Bad Block Remapping is done on Driver Side (Firmware) if i remember right, so if you have a Dump which is one year old and the NAND gets a new badblock (or rednand dump) you will have no chance to flash without remapping

Edit: A PDF about Bad Block mapping/handling on NAND flash memory: https://www.micron.com/~/media/docu...-note/nand-flash/tn2959_bbm_in_nand_flash.pdf

 

[EyeKey]

I meant bad block mapping
Bad blocks can occour everytime in a NAND Flash.
Bad Block Remapping is done on Driver Side (Firmware) if i remember right, so if you have a Dump which is one year old and the NAND gets a new badblock (or rednand dump) you will have no chance to flash without remapping

An internal bad block remapping is transparent to the software, or anyone reading from the NAND. The value of page X in the NAND should never change (but internally it may be remapped to another block).

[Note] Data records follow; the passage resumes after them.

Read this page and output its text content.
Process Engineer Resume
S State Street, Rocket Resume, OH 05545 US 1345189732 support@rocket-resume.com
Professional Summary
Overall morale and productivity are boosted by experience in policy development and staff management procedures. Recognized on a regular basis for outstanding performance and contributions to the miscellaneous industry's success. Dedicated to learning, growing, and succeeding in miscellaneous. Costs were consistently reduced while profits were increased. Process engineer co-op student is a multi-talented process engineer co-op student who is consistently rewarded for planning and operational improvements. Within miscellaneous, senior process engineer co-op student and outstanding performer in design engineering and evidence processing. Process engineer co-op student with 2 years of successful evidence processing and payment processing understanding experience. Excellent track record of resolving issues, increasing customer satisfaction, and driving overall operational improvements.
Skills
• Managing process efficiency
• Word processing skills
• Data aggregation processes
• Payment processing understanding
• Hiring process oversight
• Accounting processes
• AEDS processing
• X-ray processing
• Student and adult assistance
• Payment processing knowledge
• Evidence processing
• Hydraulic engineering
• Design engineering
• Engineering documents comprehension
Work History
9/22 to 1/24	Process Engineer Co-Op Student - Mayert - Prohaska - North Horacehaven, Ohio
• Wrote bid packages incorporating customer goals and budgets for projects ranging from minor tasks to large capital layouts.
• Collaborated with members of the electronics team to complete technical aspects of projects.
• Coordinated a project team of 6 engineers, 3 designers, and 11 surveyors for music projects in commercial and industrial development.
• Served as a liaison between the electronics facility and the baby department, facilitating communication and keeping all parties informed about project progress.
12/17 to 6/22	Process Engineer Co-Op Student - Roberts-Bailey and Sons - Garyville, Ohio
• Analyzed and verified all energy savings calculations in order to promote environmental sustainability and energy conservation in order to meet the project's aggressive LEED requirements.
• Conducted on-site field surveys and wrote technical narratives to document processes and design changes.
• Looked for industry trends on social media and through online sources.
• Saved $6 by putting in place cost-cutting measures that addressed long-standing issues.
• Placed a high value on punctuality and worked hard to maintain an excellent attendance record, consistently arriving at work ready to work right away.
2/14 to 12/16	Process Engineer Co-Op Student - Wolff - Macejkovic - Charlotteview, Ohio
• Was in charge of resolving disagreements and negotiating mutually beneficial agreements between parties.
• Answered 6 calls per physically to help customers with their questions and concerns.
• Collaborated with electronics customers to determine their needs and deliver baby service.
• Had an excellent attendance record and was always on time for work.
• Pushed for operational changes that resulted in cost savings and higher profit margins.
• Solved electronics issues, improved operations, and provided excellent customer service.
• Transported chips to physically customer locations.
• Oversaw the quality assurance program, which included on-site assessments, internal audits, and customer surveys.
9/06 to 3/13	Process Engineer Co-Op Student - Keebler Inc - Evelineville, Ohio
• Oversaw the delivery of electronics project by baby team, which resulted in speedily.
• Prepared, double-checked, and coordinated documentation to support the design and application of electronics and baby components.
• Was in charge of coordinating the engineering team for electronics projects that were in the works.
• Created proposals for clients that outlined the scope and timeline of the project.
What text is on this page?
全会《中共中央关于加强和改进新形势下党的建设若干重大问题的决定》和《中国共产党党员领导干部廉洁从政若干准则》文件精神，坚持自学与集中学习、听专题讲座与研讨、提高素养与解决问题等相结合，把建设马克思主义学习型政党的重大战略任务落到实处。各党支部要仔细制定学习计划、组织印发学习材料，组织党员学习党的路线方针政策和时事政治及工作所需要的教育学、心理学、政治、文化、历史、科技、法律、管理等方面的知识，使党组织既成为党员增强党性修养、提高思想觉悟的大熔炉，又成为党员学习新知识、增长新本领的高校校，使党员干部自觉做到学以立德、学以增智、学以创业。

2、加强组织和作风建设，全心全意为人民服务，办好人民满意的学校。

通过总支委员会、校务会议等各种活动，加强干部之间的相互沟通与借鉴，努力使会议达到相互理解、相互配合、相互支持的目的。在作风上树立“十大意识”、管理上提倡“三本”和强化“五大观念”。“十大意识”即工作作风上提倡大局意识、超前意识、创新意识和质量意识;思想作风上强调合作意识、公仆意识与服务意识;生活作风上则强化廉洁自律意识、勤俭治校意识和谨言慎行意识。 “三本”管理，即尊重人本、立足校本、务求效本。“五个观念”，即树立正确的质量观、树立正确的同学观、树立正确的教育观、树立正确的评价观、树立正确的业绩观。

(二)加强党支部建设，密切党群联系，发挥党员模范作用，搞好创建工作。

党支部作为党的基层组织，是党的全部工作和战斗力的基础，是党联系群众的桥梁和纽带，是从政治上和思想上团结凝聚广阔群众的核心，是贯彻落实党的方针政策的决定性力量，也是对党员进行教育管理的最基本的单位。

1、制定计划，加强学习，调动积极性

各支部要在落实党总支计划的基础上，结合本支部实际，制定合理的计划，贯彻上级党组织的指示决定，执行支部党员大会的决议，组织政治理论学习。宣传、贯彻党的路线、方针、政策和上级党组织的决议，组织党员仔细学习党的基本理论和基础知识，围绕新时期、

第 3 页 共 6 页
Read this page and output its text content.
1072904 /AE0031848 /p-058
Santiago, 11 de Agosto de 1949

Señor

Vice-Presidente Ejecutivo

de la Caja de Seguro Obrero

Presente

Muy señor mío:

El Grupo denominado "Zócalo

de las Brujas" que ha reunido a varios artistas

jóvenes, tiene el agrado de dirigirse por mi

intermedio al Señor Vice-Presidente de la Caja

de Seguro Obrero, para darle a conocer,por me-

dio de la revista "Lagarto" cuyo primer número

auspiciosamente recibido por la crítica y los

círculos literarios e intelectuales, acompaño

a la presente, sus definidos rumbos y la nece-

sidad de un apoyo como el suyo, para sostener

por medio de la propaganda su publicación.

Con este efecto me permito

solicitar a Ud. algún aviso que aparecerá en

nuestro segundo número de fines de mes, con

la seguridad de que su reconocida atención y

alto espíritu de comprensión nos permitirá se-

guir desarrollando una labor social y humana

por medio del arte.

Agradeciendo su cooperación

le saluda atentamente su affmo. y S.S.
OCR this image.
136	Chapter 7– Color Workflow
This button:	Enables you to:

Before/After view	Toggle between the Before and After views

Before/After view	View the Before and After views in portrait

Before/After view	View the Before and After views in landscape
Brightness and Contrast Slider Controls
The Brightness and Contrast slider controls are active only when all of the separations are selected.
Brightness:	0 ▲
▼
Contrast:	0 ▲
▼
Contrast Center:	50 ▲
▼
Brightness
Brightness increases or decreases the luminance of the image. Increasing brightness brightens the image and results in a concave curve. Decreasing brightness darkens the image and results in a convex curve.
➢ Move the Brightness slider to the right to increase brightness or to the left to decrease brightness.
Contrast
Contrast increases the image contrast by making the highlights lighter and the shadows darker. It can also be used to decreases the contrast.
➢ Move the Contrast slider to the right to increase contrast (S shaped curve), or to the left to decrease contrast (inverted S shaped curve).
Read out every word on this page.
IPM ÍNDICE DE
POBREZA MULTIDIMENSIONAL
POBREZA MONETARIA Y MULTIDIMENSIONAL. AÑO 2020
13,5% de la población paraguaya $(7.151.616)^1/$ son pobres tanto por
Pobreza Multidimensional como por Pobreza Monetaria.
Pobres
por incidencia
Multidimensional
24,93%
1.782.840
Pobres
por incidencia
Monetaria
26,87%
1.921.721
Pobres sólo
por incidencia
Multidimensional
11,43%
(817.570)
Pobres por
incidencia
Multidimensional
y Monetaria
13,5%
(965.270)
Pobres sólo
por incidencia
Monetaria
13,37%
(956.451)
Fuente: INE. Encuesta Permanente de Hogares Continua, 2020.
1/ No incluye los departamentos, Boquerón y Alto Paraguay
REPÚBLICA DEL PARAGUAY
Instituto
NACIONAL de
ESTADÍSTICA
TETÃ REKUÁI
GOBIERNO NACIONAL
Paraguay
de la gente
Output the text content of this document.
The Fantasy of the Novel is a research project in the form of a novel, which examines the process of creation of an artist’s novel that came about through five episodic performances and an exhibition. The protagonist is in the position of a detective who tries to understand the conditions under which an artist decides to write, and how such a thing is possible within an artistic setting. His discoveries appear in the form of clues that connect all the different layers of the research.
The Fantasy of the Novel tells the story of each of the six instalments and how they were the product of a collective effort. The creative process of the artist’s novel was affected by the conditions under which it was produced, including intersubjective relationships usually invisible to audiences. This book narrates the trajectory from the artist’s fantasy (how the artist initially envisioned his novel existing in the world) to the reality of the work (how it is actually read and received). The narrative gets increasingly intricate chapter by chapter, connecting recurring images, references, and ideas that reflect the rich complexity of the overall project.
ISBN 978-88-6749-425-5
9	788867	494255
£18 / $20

In the software side, there is bad blocks mapping in the filesystem, but it is set during manufacture.

 

[aut0mat3d]

ok, i misunderstood that. I thought software has to care about new bad blocks.

 

[lefthandsword]

Could this be extended in the future to edit the MLC or WFS formatted drives?

 

[EyeKey]

Could this be extended in the future to edit the MLC or WFS formatted drives?

Unrelated to this, I did some work understanding the WFS format. I will probably release extracting tool soon. Since it is complex file system, modifying it will require much more work... so I can't promise anything.

 

[EyeKey]

Added two new tools: nandBinCheck and nandFixer

 

[Pachee]

Unrelated to this, I did some work understanding the WFS format. I will probably release extracting tool soon. Since it is complex file system, modifying it will require much more work... so I can't promise anything.

SLC = Wii like filesystem, eMMC = WFS/New Format?
I don't know how far you are into it but i was looking at some error output from a rpx and it looked like a linux GFS2 error string.

 

[EyeKey]

SLC = Wii like filesystem, eMMC = WFS/New Format?
I don't know how far you are into it but i was looking at some error output from a rpx and it looked like a linux GFS2 error string.

Yes WFS is used in eMMC and external USBs. Well I am pretty far into it. I already know how to parse it, I just need to write some code now. It is a proprietary file system, which error string did you see?

 

[Pachee]

Yes WFS is used in eMMC and external USBs. Well I am pretty far into it. I already know how to parse it, I just need to write some code now. It is a proprietary file system, which error string did you see?

00:00:05:084: ISFS: fs_ops.c(3733)Can not change the owner Id of a non-empty file
00:00:05:084: ISFS: fs_ops.c(6719)Could not set attribute, rc=-524312
It was on a log actually. fs_ops.c, the only google result related to that is GFS2.